14 ans après, les évènements socio-culturels qui ont secoué la Martinique sur les deux mois de février et mars 2009 restent encore très vivaces dans la mémoire collective des martiniquais. Ces évènements s’étaient matérialisés par une grève générale d’une ampleur et d’une durée inégalées par rapport aux précédentes crises qu’avait connues jusque-là la Martinique. Source Le Progressiste

15 000 à 20 000 martiniquais – à certains moments – dans les rues de Fort-de-France, durant les 38 jours qu’a duré cette grève et qui scandaient, avec conviction, « Matinik se ta nou, Matinik se pa ta yo… » Un slogan qui résonne encore dans bien des oreilles…

Ces manifestations qui respiraient la solidarité et la chaleur humaine, étaient la cristallisation de tous les espoirs de toute une population. Elles ne peuvent en effet s’oublier, d’autant plus que la plupart des causes de ces évènements, la baisse du pouvoir d’achat entre autres, perdurent encore et de plus belle.

À l’origine, le «Collectif du 5 février» s’appuyant sur l’expérience initiée en Guadeloupe par le LKP (Liyannaj Kont Pwofitasyon), a examiné sur tous les plans la situation socio-économique de l’île et présenté ses constats tendant à obtenir la revalorisation du pouvoir d’achat, la baisse du coût de la vie, la diminution du chômage, l’arrêt des inégalités, les injustices, …

Jusqu’alors, sous les apparences journalières d’un bien-être supposé satisfaisant, le Collectif a réussi à démontrer que la vérité était toute autre. Il en est résulté un ralliement de toutes les couches de la population conquises par les quelque 323 points de la plate-forme de revendications, dont les deux principaux étaient au départ la baisse de 20% des prix sur 100 familles de produits de première nécessité, sans oublier la question des coûts des services (eau, logement, transport…,) et l’augmentation des bas salaires tant du secteur privé que de la fonction publique territoriale.

Les revendications exposées aux commissions ad’hoc mises en place pour la circonstance, avaient permis au Collectif de présenter les résultats chiffrés de leurs études tant aux chefs d’entreprises, qu’au Préfet et aux élus présents. Mais six semaines de paralysie pour une économie fragile, de surcroît dans un contexte aggravant de crise financière mondiale, ne pouvaient ne pas laisser de traces. Avec zéro euro de chiffre d’affaires pendant la période en cause, et toutes les charges habituelles qu’il fallait assumer, nos entreprises même les plus solidement implantées, et encore davantage les plus petites, n’ont pas pu toutes supporter le choc. Un état de fait qui fait réfléchir quand on sait que les entreprises sont de puissants moteurs de création d’emplois et l’un des fondements de la croissance économique… Certes, la méthode adoptée a permis les avancées et les satisfactions que l’on sait, même si on peut se poser la question de savoir si elle était bien la meilleure en l’occurrence. Ne perdons pas pour autant de vue qu’une grève est un combat. Et qu’en cette matière, l’excès peut tout aussi se révéler plus efficace que la modération.

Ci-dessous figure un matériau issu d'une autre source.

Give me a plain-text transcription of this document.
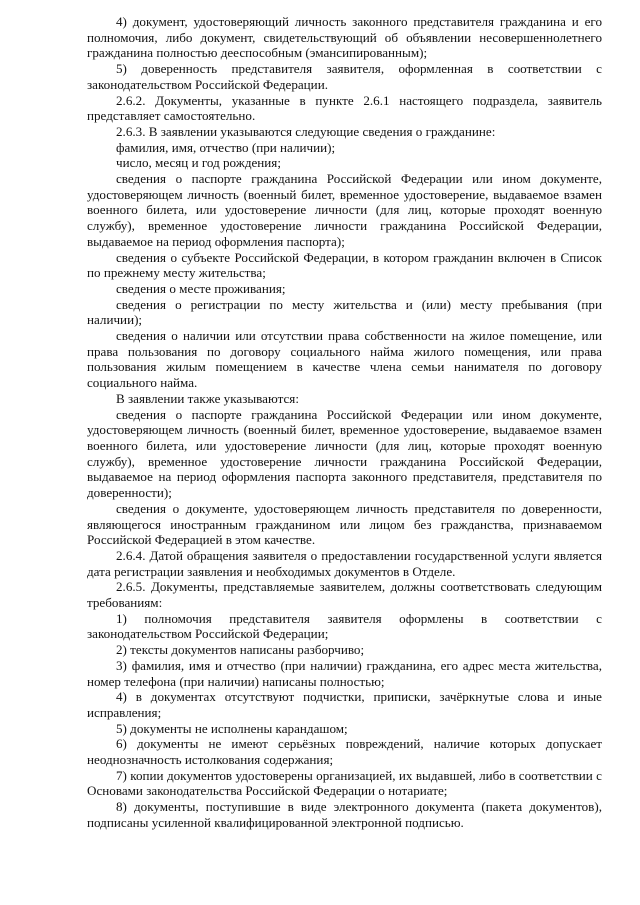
4) документ, удостоверяющий личность законного представителя гражданина и его полномочия, либо документ, свидетельствующий об объявлении несовершеннолетнего гражданина полностью дееспособным (эмансипированным);

5) доверенность представителя заявителя, оформленная в соответствии с законодательством Российской Федерации.

2.6.2. Документы, указанные в пункте 2.6.1 настоящего подраздела, заявитель представляет самостоятельно.

2.6.3. В заявлении указываются следующие сведения о гражданине:

фамилия, имя, отчество (при наличии);

число, месяц и год рождения;

сведения о паспорте гражданина Российской Федерации или ином документе, удостоверяющем личность (военный билет, временное удостоверение, выдаваемое взамен военного билета, или удостоверение личности (для лиц, которые проходят военную службу), временное удостоверение личности гражданина Российской Федерации, выдаваемое на период оформления паспорта);

сведения о субъекте Российской Федерации, в котором гражданин включен в Список по прежнему месту жительства;

сведения о месте проживания;

сведения о регистрации по месту жительства и (или) месту пребывания (при наличии);

сведения о наличии или отсутствии права собственности на жилое помещение, или права пользования по договору социального найма жилого помещения, или права пользования жилым помещением в качестве члена семьи нанимателя по договору социального найма.

В заявлении также указываются:

сведения о паспорте гражданина Российской Федерации или ином документе, удостоверяющем личность (военный билет, временное удостоверение, выдаваемое взамен военного билета, или удостоверение личности (для лиц, которые проходят военную службу), временное удостоверение личности гражданина Российской Федерации, выдаваемое на период оформления паспорта законного представителя, представителя по доверенности);

сведения о документе, удостоверяющем личность представителя по доверенности, являющегося иностранным гражданином или лицом без гражданства, признаваемом Российской Федерацией в этом качестве.

2.6.4. Датой обращения заявителя о предоставлении государственной услуги является дата регистрации заявления и необходимых документов в Отделе.

2.6.5. Документы, представляемые заявителем, должны соответствовать следующим требованиям:

1) полномочия представителя заявителя оформлены в соответствии с законодательством Российской Федерации;

2) тексты документов написаны разборчиво;

3) фамилия, имя и отчество (при наличии) гражданина, его адрес места жительства, номер телефона (при наличии) написаны полностью;

4) в документах отсутствуют подчистки, приписки, зачёркнутые слова и иные исправления;

5) документы не исполнены карандашом;

6) документы не имеют серьёзных повреждений, наличие которых допускает неоднозначность истолкования содержания;

7) копии документов удостоверены организацией, их выдавшей, либо в соответствии с Основами законодательства Российской Федерации о нотариате;

8) документы, поступившие в виде электронного документа (пакета документов), подписаны усиленной квалифицированной электронной подписью.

Quoi qu’il en fût, il faut se féliciter du poids considérable que l’opinion publique a apporté pour l’aboutissement des différents points de revendication, et cela, d’autant plus que l’on n’a eu à regretter, dans le chapitre des désordres, que quelques dérives ayant causé bris et dommages dans le chef-lieu. Heureusement, il n’y a eu ni morts, ni blessés, lors des différentes manifestations.

Il convient de signaler également l’implication des élus – toutes tendances confondues – tout au long de ces difficiles négociations. Des élus qui ont su, d’un côté, faire descendre la tension au niveau des manifestants les plus virulents pour éviter les dérapages et les affrontements physiques et, de l’autre, renouer ou maintenir, au fil des «clash», le dialogue entre les patrons et le Collectif. Ce qui ne fut pas toujours facile. L’apport financier exceptionnel des collectivités : Conseil Général (6,3 millions d’euros), Conseil Régional (17 millions d’euros) a été décisif, ce qui a facilité, ou plutôt permis, avec les 130 accords immédiats, la levée du mot d’ordre de grève générale.

Il faut saluer ce geste qui démontre la solidarité de ces collectivités avec l’évènement.
En tout cas, une lame de fond, sorte de tsunami socio-culturel, a provoqué les vagues de ces deux mois de 2009, qui ont fait monter l’éveil des consciences.

De mémoire d’homme, on n’avait en effet jamais connu, dans l’histoire mouvementée de la Martinique, une telle mobilisation de notre peuple pour l’affirmation de sa dignité.